Lunedì, 8 Marzo 2021

La microflora intestinale influenza la perdita di peso: lo studio

Uno studio condotto dai ricercatori della Bloomberg School of Public Health della Johns Hopkins University di Baltimora dimostra che la microflora può giocare un ruolo chiave nelle diete. Scopriamo perché

Foto d'archivio

La flora intestinale o microbiota intestinale è composto da una serie di microrganismi (batteri, archaea, funghi) che vivono nel tratto digerente degli esseri viventi. Il metagenoma gastrointestinale è l'aggregato di tutti i genomi del microbiota intestinale.

Il nostro apparato digerente, ed in modo particolare l'intestino, è colonizzato da questi microrganismi, ovvero la flora batterica. Sulle mucose intestinali sono presenti oltre 500 specie di batteri e quest'ultima, la flora batterica, vive in perfetta simbiosi con l'organismo ed è fondamentale per il nostro benessere. Ricordiamo, infatti, che per "simbiosi" (dal greco: vita insieme) si intende un particolare rapporto di convivenza fra due organismi, da cui entrambi traggono un proprio beneficio.

Nel rapporto simbiotico fra l'organismo umano e la flora intestinale, l'uomo (ospite) fornisce materiale indigerito per il sostentamento dei batteri. In compenso, questi microrganismi (simbionti) svolgono varie funzioni utili all'uomo. Quando la flora batterica e l'organismo vivono in perfetta armonia, si parla di eubiosi.

I batteri del microbiota riescono ad autoprodurre il proprio nutrimento dalla fermentazione delle fibre introdotte tramite la dieta. I carboidrati ingeriti vengono convertiti nell’intestino ad acidi grassi a catena corta, denominati Scfa, che svolgono un’azione strutturale e nutritiva nel lume intestinale. L’acido propionico e l’acido butirrico sono esempi di Scfa che contribuiscono alla crescita e al mantenimento del microbiota e ne assicurano il funzionamento.

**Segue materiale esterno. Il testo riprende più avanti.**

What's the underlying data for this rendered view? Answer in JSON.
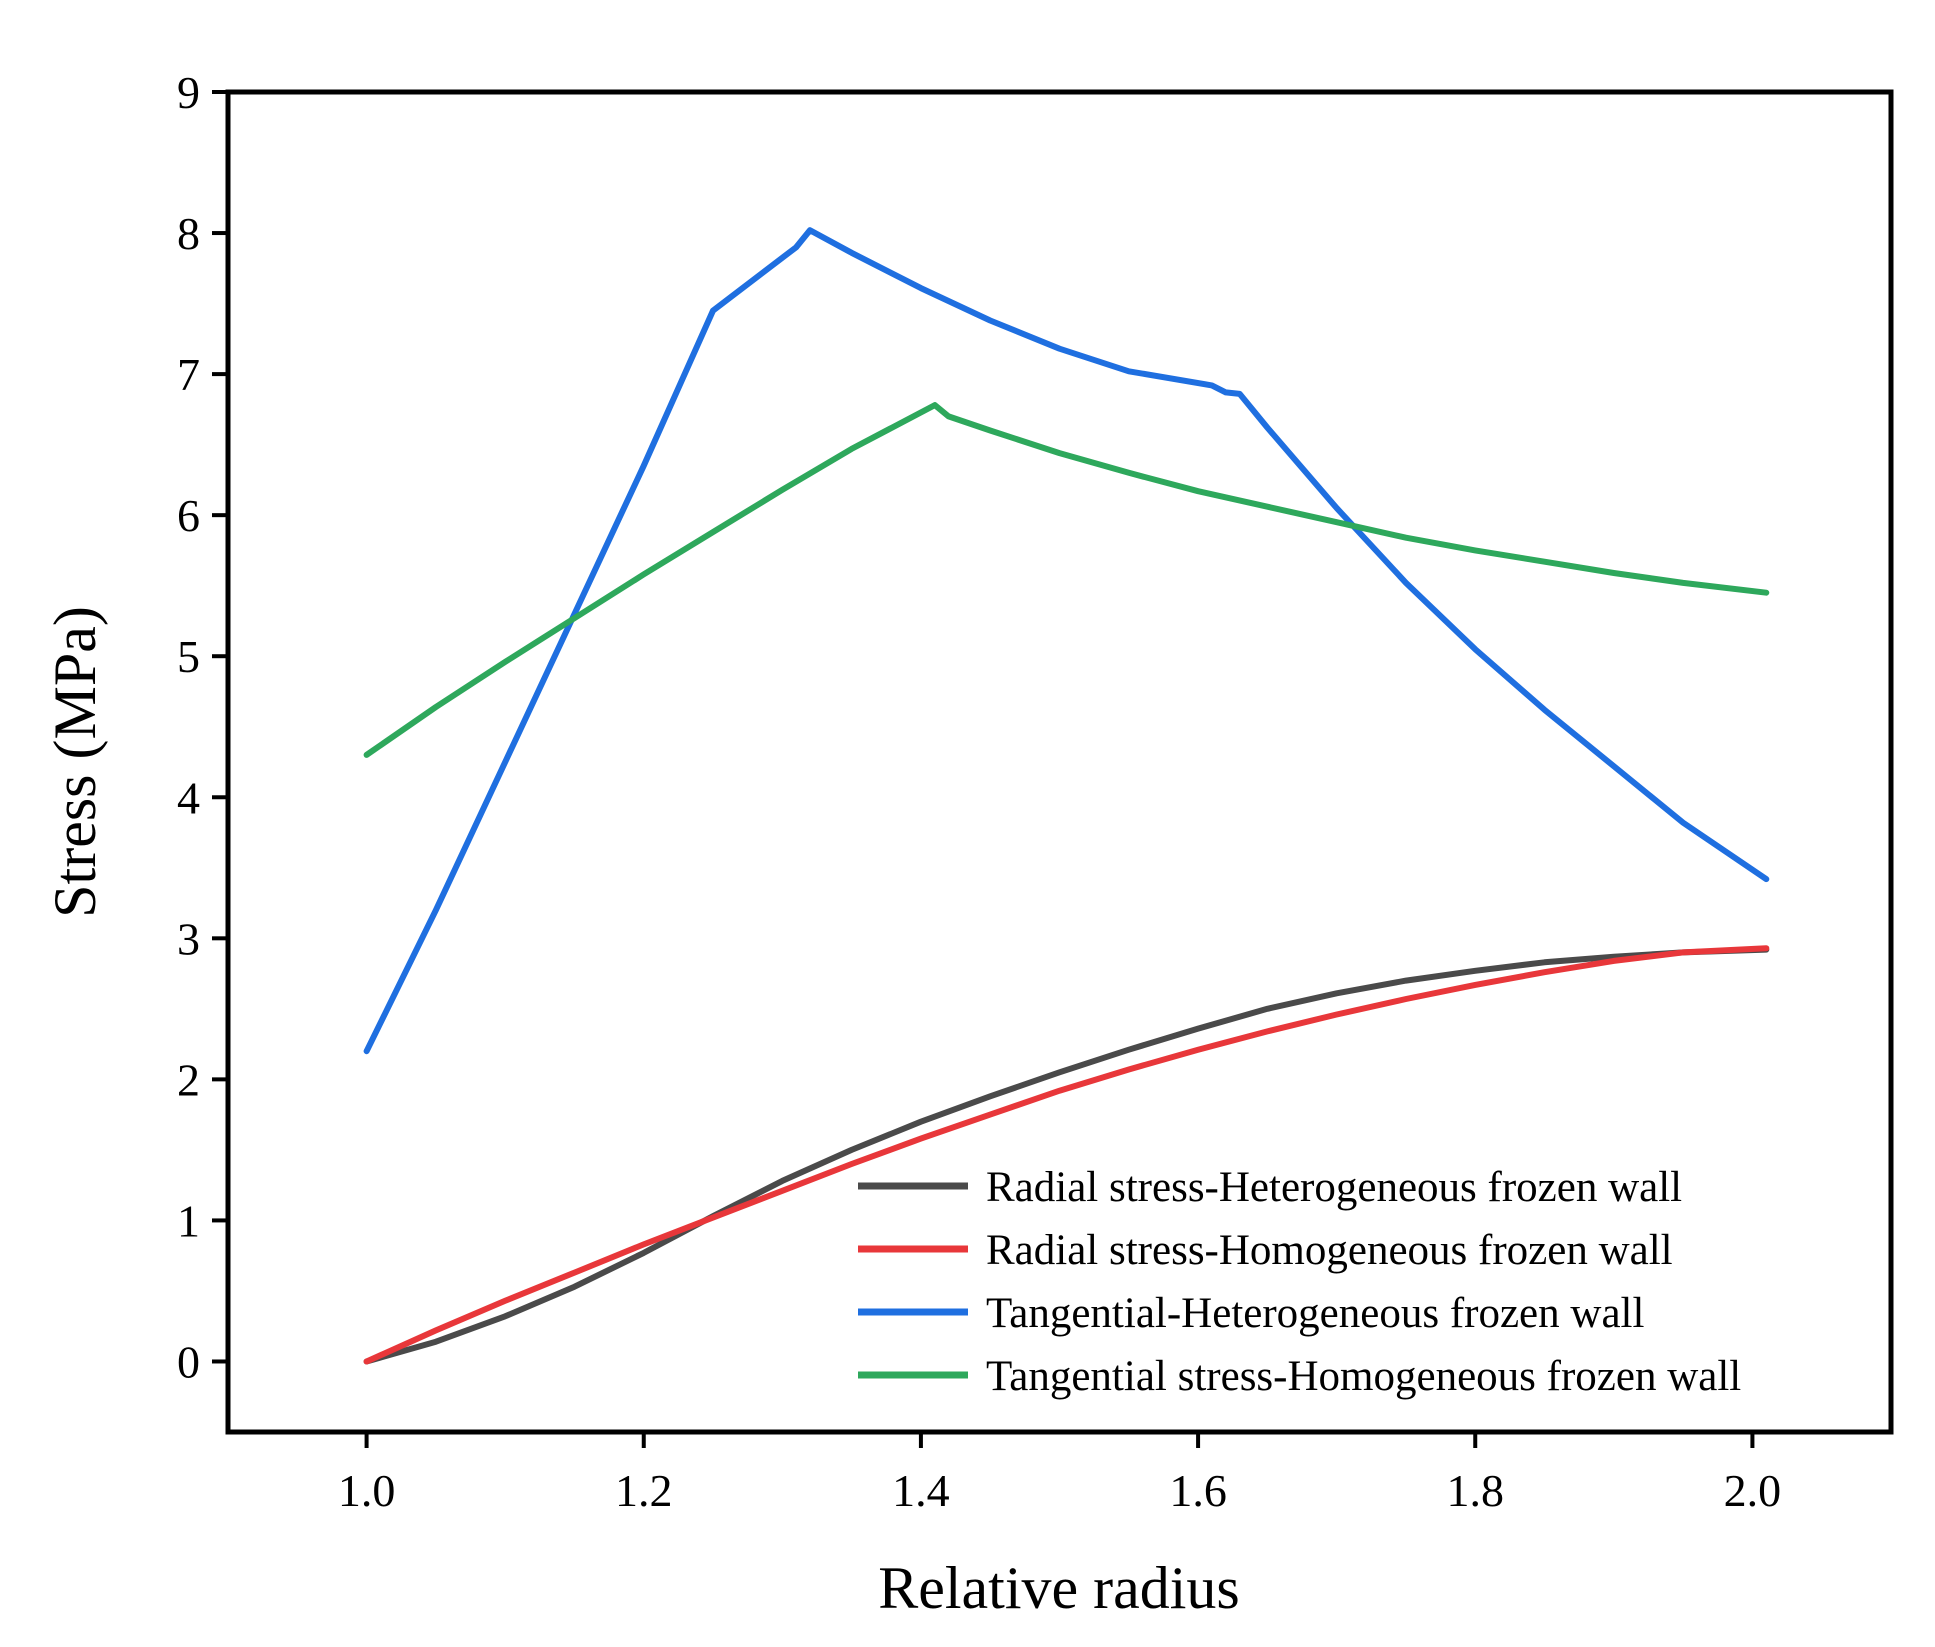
{
  "chart_data": {
    "type": "line",
    "title": "",
    "xlabel": "Relative radius",
    "ylabel": "Stress (MPa)",
    "xlim": [
      0.9,
      2.1
    ],
    "ylim": [
      -0.5,
      9
    ],
    "xticks": [
      1.0,
      1.2,
      1.4,
      1.6,
      1.8,
      2.0
    ],
    "xtick_labels": [
      "1.0",
      "1.2",
      "1.4",
      "1.6",
      "1.8",
      "2.0"
    ],
    "yticks": [
      0,
      1,
      2,
      3,
      4,
      5,
      6,
      7,
      8,
      9
    ],
    "ytick_labels": [
      "0",
      "1",
      "2",
      "3",
      "4",
      "5",
      "6",
      "7",
      "8",
      "9"
    ],
    "grid": false,
    "legend_position": "bottom-right",
    "series": [
      {
        "name": "Radial stress-Heterogeneous frozen wall",
        "color": "#4a4a4a",
        "x": [
          1.0,
          1.05,
          1.1,
          1.15,
          1.2,
          1.25,
          1.3,
          1.35,
          1.4,
          1.45,
          1.5,
          1.55,
          1.6,
          1.65,
          1.7,
          1.75,
          1.8,
          1.85,
          1.9,
          1.95,
          2.01
        ],
        "y": [
          0.0,
          0.14,
          0.32,
          0.53,
          0.77,
          1.03,
          1.28,
          1.5,
          1.7,
          1.88,
          2.05,
          2.21,
          2.36,
          2.5,
          2.61,
          2.7,
          2.77,
          2.83,
          2.87,
          2.9,
          2.92
        ]
      },
      {
        "name": "Radial stress-Homogeneous frozen wall",
        "color": "#e8373a",
        "x": [
          1.0,
          1.05,
          1.1,
          1.15,
          1.2,
          1.25,
          1.3,
          1.35,
          1.4,
          1.45,
          1.5,
          1.55,
          1.6,
          1.65,
          1.7,
          1.75,
          1.8,
          1.85,
          1.9,
          1.95,
          2.01
        ],
        "y": [
          0.0,
          0.22,
          0.43,
          0.63,
          0.83,
          1.02,
          1.21,
          1.4,
          1.58,
          1.75,
          1.92,
          2.07,
          2.21,
          2.34,
          2.46,
          2.57,
          2.67,
          2.76,
          2.84,
          2.9,
          2.93
        ]
      },
      {
        "name": "Tangential-Heterogeneous frozen wall",
        "color": "#1f6fe0",
        "x": [
          1.0,
          1.05,
          1.1,
          1.15,
          1.2,
          1.25,
          1.31,
          1.32,
          1.35,
          1.4,
          1.45,
          1.5,
          1.55,
          1.61,
          1.62,
          1.63,
          1.65,
          1.7,
          1.75,
          1.8,
          1.85,
          1.9,
          1.95,
          2.01
        ],
        "y": [
          2.2,
          3.2,
          4.25,
          5.3,
          6.35,
          7.45,
          7.9,
          8.02,
          7.86,
          7.61,
          7.38,
          7.18,
          7.02,
          6.92,
          6.87,
          6.86,
          6.62,
          6.05,
          5.52,
          5.05,
          4.62,
          4.22,
          3.82,
          3.42
        ]
      },
      {
        "name": "Tangential stress-Homogeneous frozen wall",
        "color": "#2ea85c",
        "x": [
          1.0,
          1.05,
          1.1,
          1.15,
          1.2,
          1.25,
          1.3,
          1.35,
          1.41,
          1.42,
          1.45,
          1.5,
          1.55,
          1.6,
          1.65,
          1.7,
          1.75,
          1.8,
          1.85,
          1.9,
          1.95,
          2.01
        ],
        "y": [
          4.3,
          4.64,
          4.96,
          5.27,
          5.58,
          5.88,
          6.18,
          6.47,
          6.78,
          6.7,
          6.6,
          6.44,
          6.3,
          6.17,
          6.06,
          5.95,
          5.84,
          5.75,
          5.67,
          5.59,
          5.52,
          5.45
        ]
      }
    ]
  }
}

Il ruolo dei batteri nella perdita di peso

Quest'estate diversi esperti nel campo della scienza e dell'alimentazione si sono riuniti alla conferenza internazionale Nutrition 2020, svoltasi online per contrastare la diffusione del Covid-19, e hanno discusso delle principali novità riguardante il settore dell’alimentazione. Tra i vari argomenti si è anche parlato del ruolo svolto dai batteri della microflora intestinale nel tentativo di perdere peso.

Dell'importantissima funzione della microflora intestinale si è da sempre ampiamente discusso, ma per quanto riguarda questo particolare aspetto non si conosceva ancora molto sul tema.

Lo studio

Uno studio condotto dai ricercatori della Bloomberg School of Public Health della Johns Hopkins University di Baltimora dimostra che effettivamente la microflora può giocare un ruolo chiave nelle diete. Nello specifico, gli autori hanno osservato cosa è successo a 36 persone che avevano seguito una dieta per sei mesi e hanno visto come i 12 che avevano raggiunto l’obbiettivo prefissato, e cioè la perdita del 5% del peso, avevano una composizione del microbiota diversa da quella di chi non era riuscito a dimagrire.

In particolare, dei 30 ceppi analizzati, sono risultati essere più favorevoli alla perdita di peso dei batteri in particolare: l’Eubacterium coprostanoligenes, appartenente alla famiglia delle Eubacteriaceae (più è presente migliore è l’esito) e i batteri che aiutano a produrre acidi biliari secondari, acido butirrico e acido succinico. Possiamo dire il contrario, invece, per i batteri della famiglia delle Ruminococcacee, in questo caso, meno sono presenti e maggiore è la perdita di peso.